Ambil saham Inalum, pemerintah harus sediakan duit US$ 700 juta



JAKARTA. Pemerintah harus menyediakan dana sebesar US$ 700 juta untuk menguasai PT Indonesia Asahan Aluminium (Inalum). Dana tersebut merupakan kompensasi untuk pengambilalihan saham yang dikuasai oleh Nippon Asahan Alumunium Co. Ltd. (NAA).Menteri Perindustrian MS Hidayat menyatakan, nilai tersebut merupakan hasil perhitungan sementara. "Ada ketentuan setahun sebelum 2013 angka itu kami finalisasi. Jadi kami masih banyak waktu," ujar Hidayat, Selasa (8/2). Hidayat mengaku belum membahas sumber dana untuk membayar kompensasi itu. Yang jelas, dia mengatakan, nilai aset Inalum saat ini sekitar US$ 1,2 miliar dan pemerintah ingin mengakhiri kerjasama sesuai kesepakatan dengan pihak Jepang yaitu pada tahun 2013.Sambil menanti jatuh tempo kesepakatan itu, Indonesia dan Jepang akan menggelar rangkaian pertemuan untuk membahas tata cara pengalihan serta hak dan kewajiban masing-masing.

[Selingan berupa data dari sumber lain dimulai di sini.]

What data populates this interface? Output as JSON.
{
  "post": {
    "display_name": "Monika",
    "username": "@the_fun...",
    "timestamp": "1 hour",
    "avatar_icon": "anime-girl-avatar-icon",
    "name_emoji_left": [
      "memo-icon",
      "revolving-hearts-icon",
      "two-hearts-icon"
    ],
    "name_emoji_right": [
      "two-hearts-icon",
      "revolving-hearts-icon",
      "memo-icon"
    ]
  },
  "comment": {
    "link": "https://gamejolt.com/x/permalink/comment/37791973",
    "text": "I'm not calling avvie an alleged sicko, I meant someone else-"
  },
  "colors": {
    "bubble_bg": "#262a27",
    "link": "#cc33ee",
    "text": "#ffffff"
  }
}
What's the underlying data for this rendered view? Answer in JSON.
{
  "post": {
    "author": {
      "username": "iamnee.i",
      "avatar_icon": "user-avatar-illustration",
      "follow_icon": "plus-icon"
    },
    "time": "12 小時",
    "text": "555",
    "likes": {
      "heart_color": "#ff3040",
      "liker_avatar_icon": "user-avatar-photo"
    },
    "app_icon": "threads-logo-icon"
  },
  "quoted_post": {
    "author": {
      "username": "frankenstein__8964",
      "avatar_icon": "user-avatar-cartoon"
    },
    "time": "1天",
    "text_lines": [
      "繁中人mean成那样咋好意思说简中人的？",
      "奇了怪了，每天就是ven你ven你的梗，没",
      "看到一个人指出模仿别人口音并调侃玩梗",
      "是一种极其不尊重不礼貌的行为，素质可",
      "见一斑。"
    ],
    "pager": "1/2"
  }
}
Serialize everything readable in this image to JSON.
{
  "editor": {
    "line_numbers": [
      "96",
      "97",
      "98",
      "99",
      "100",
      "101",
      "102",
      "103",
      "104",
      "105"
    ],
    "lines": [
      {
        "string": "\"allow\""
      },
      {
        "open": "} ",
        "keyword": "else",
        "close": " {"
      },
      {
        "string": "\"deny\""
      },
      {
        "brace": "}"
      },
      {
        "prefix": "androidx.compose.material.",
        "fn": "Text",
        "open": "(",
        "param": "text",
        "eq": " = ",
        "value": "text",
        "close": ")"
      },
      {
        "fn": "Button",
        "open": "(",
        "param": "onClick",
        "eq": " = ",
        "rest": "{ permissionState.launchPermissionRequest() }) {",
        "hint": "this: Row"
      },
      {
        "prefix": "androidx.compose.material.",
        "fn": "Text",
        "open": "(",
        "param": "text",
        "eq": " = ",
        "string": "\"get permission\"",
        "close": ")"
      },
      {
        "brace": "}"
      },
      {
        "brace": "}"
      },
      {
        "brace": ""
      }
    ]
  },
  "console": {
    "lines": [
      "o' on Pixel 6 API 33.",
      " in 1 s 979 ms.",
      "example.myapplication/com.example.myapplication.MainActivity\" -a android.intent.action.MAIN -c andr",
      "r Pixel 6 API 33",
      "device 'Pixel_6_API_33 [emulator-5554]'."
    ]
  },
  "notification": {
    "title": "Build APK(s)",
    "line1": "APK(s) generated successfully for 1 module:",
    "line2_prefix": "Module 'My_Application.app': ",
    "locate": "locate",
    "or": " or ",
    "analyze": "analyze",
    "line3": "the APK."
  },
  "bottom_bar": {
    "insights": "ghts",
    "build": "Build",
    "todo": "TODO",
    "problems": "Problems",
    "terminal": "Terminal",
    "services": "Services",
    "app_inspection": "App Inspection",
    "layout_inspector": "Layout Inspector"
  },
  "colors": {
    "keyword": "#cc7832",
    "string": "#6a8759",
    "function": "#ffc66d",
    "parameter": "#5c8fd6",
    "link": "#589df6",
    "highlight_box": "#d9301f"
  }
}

Selain itu, memantau kinerja manajemen Inalum supaya makin meningkat hingga saat pengalihan ke pemerintah nanti.Rencananya, pertemuan perdana dengan pihak Jepang berlangsung pada tanggal 18 Februari nanti. "Kami juga akan mendengarkan pihak Jepang nanti keberatannya apa," kata mantan Ketua Umum Kadin itu.Inalum adalah proyek kerjasama antara pemerintah Indonesia dan investor asal Jepang yang tergabung dalam Nippon Asahan Alumunium Co.Ltd (NAA). Kerjasama ini dimulai sejak tahun 1975 dan akan berakhir pada 2013 nanti. Saat ini, pemerintah Indonesia menguasai saham Inalum sebesar 41,12%, sedangkan sisanya sebesar 58,88% dikuasai oleh NAA.Setelah resmi beralih kepada Indonesia, pemerintah akan menggelar tender terbuka untuk menentukan siapa yang akan menjalankan Inalum. Hidayat juga tidak menampik peluang pihak Jepang untuk kembali terlibat di Inalum. "Kalau tender terbuka siapa saja boleh ikut, nanti kami lihat kinerjanya. Tapi, porsi mayoritas harus Indonesia," tandas ketua tim perundingan pengambilalihan Inalum itu.